Some nice, productive numbers there — but there’s plenty to suggest they’re a little fluke-y. For instance, his expected stats, like .220 xBA and .374 xSLG, were not only well below his actual results and in the bottom quarter percentile compared to the rest of the league. After hitting .258 against fastballs as a Met in 2024, Bader’s average jumped to .319 against the heater — but his .252 xBA suggests there wasn’t any significant change in the quality of contact. Did he just get lucky? Was he just catching an unsustainable amount of breaks, with squirrely balls in play finding gaps and holes? Those kinds of things to happen. Bader’s .359 BABIP was the highest in his career by far and another significant jump from 2024’s .276 average.
While there’s plenty to doubt about some of Bader’s seemingly inflated offensive numbers in 2025, there are foundational differences that might give us some hope that the improvements are viable.
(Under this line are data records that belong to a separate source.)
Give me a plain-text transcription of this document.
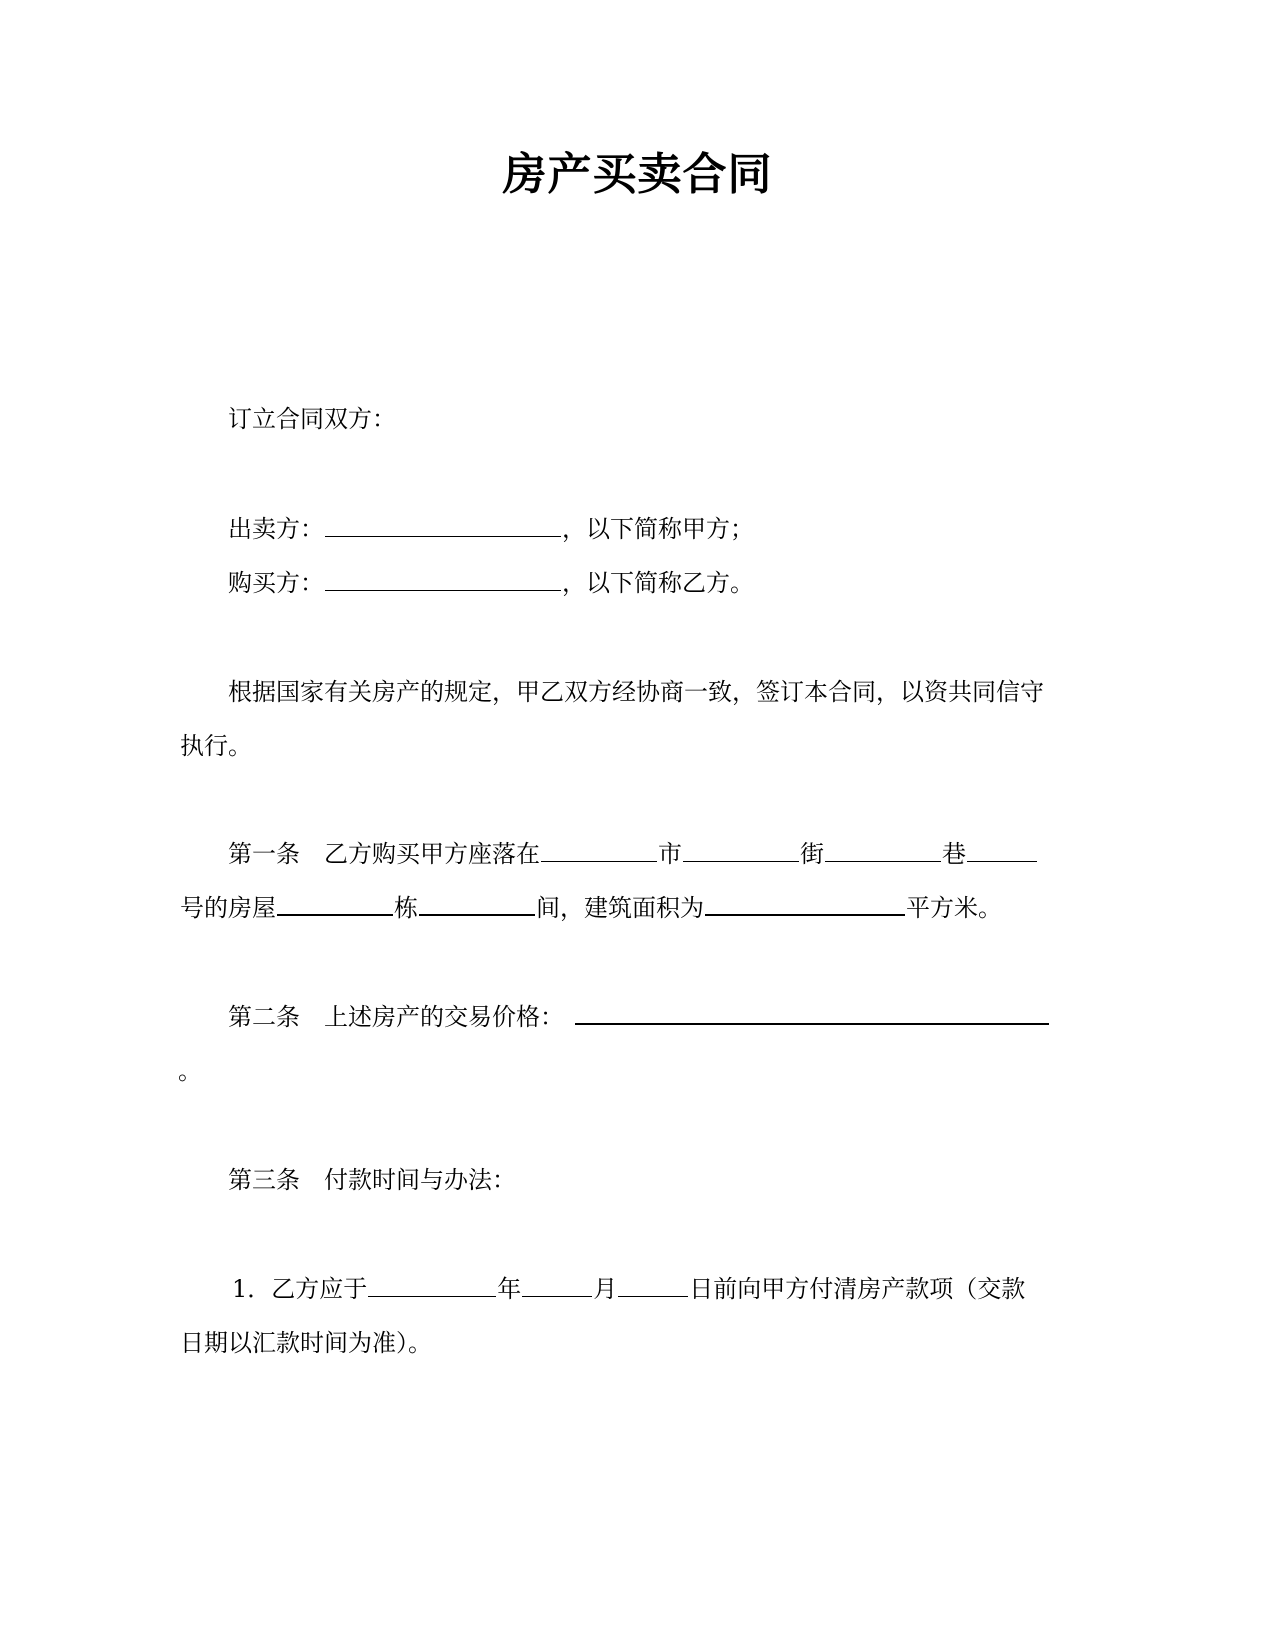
房产买卖合同
订立合同双方：
出卖方：	，以下简称甲方；
购买方：	，以下简称乙方。
根据国家有关房产的规定，甲乙双方经协商一致，签订本合同，以资共同信守
执行。
第一条 乙方购买甲方座落在	市	街	巷
号的房屋	栋	间，建筑面积为	平方米。
第二条 上述房产的交易价格：
。
第三条 付款时间与办法：
1．乙方应于	年	月	日前向甲方付清房产款项（交款
日期以汇款时间为准）。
Bader made some important changes to how he set up at the plate. He maintained the same distance from the plate and depth in the box but closed off his stance a bit, but shortened the distance between his feet by about ten inches and closed off his stance from 16 degrees open to 12 degrees open. This tweak simplifies his lower half as he steps into his swing. Instead of having to pull his front foot back and in at pitch release, the front foot starts further back and has a much quieter move to its position when the ball leaves the pitcher’s hand.
This fundamental adjustment in how Bader sets up at the plate could lend some credibility to the offensive numbers last year. The quality of contact did improve: His 40.3% Hard-Hit rate was a career high as was his 10.2% Barrel percentage (not including 2020). The harder contact came from a much quicker swing speed, jumping from a 71.2 MPH (38th percentile) in 2024 to a 73.5 MPH (71st percentile). Statcast points out that a “fast swing” at 75 MPH or quicker is akin to hitting a ball 95 MPH or faster. Good things happen when you pass that threshold. Fast swings mean harder hit balls in play which generally translate to higher averages and more damage.
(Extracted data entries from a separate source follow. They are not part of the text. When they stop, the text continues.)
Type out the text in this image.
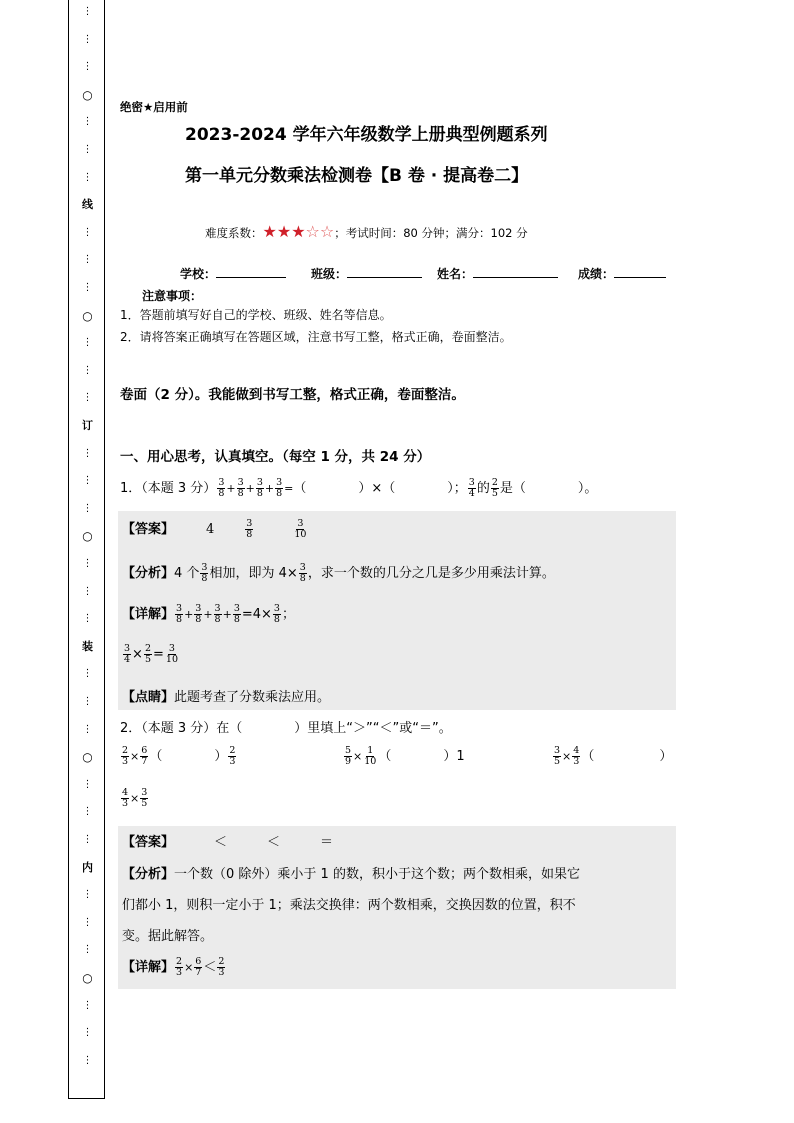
⋮
⋮
⋮
○
⋮
⋮
⋮
线
⋮
⋮
⋮
○
⋮
⋮
⋮
订
⋮
⋮
⋮
○
⋮
⋮
⋮
装
⋮
⋮
⋮
○
⋮
⋮
⋮
内
⋮
⋮
⋮
○
⋮
⋮
⋮
绝密★启用前
2023-2024 学年六年级数学上册典型例题系列
第一单元分数乘法检测卷【B 卷 · 提高卷二】
难度系数：★★★☆☆；考试时间：80 分钟；满分：102 分
学校：	班级：	姓名：	成绩：
注意事项：
1．答题前填写好自己的学校、班级、姓名等信息。
2．请将答案正确填写在答题区域，注意书写工整，格式正确，卷面整洁。
卷面（2 分）。我能做到书写工整，格式正确，卷面整洁。
一、用心思考，认真填空。（每空 1 分，共 24 分）
1．（本题 3 分） $\frac{3}{8} + \frac{3}{8} + \frac{3}{8} + \frac{3}{8}$ =（　　　　）×（　　　　）； $\frac{3}{4}$ 的 $\frac{2}{5}$ 是（　　　　）。
【答案】 4	$\frac{3}{8}$	$\frac{3}{10}$
【分析】4 个 $\frac{3}{8}$ 相加，即为 $4\times \frac{3}{8}$ ，求一个数的几分之几是多少用乘法计算。
【详解】 $\frac{3}{8} + \frac{3}{8} + \frac{3}{8} + \frac{3}{8} =4\times \frac{3}{8}$ ；
$\frac{3}{4} \times \frac{2}{5} = \frac{3}{10}$
【点睛】此题考查了分数乘法应用。
2．（本题 3 分）在（　　　　）里填上“＞”“＜”或“＝”。
$\frac{2}{3} \times \frac{6}{7}$ （　　　　） $\frac{2}{3}$	$\frac{5}{9} \times \frac{1}{10}$ （　　　　）1	$\frac{3}{5} \times \frac{4}{3}$ （　　　　　）
$\frac{4}{3} \times \frac{3}{5}$
【答案】	＜	＜	＝
【分析】一个数（0 除外）乘小于 1 的数，积小于这个数；两个数相乘，如果它
们都小 1，则积一定小于 1；乘法交换律：两个数相乘，交换因数的位置，积不
变。据此解答。
【详解】 $\frac{2}{3} \times \frac{6}{7} < \frac{2}{3}$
Bader started making those quality cuts at a much higher clip than ever before, going from uncorking a Fast Swing 20% of the time to doing it 37% of the time. Now he didn’t catapult himself into the upper-echelon of bat tracking gods like Kyle Schwarber or Aaron Judge, but those swing improvements did land him among a relatively high-tier. Bader’s 2025 bat tracking metrics would’ve put him comfortably in the top-3 of fast-swingers on the Giants line-up clustered right alongside Heliot Ramos and Matt Chapman.
The swing isn’t perfect by any means, but it’s got good bones. That being said, it’s hard to argue with history. Players don’t typically improve as hitters in the early-30s, or in San Francisco, and Bader will be both in his early-thirties and playing in San Francisco in 2026. So yeah, it’d be realistic to expect some sort of regression back to his mean offensively. The positive improvements and adjustments he made in 2025 aren’t cures to every ingrained bad-habit. You’d be right to point out that a fast swing still has to make contact with a baseball.
All those qualifications and realism aside — what happened last year happened. People change, and there’s the possibility that Bader is a better, not badder, batter than we thought.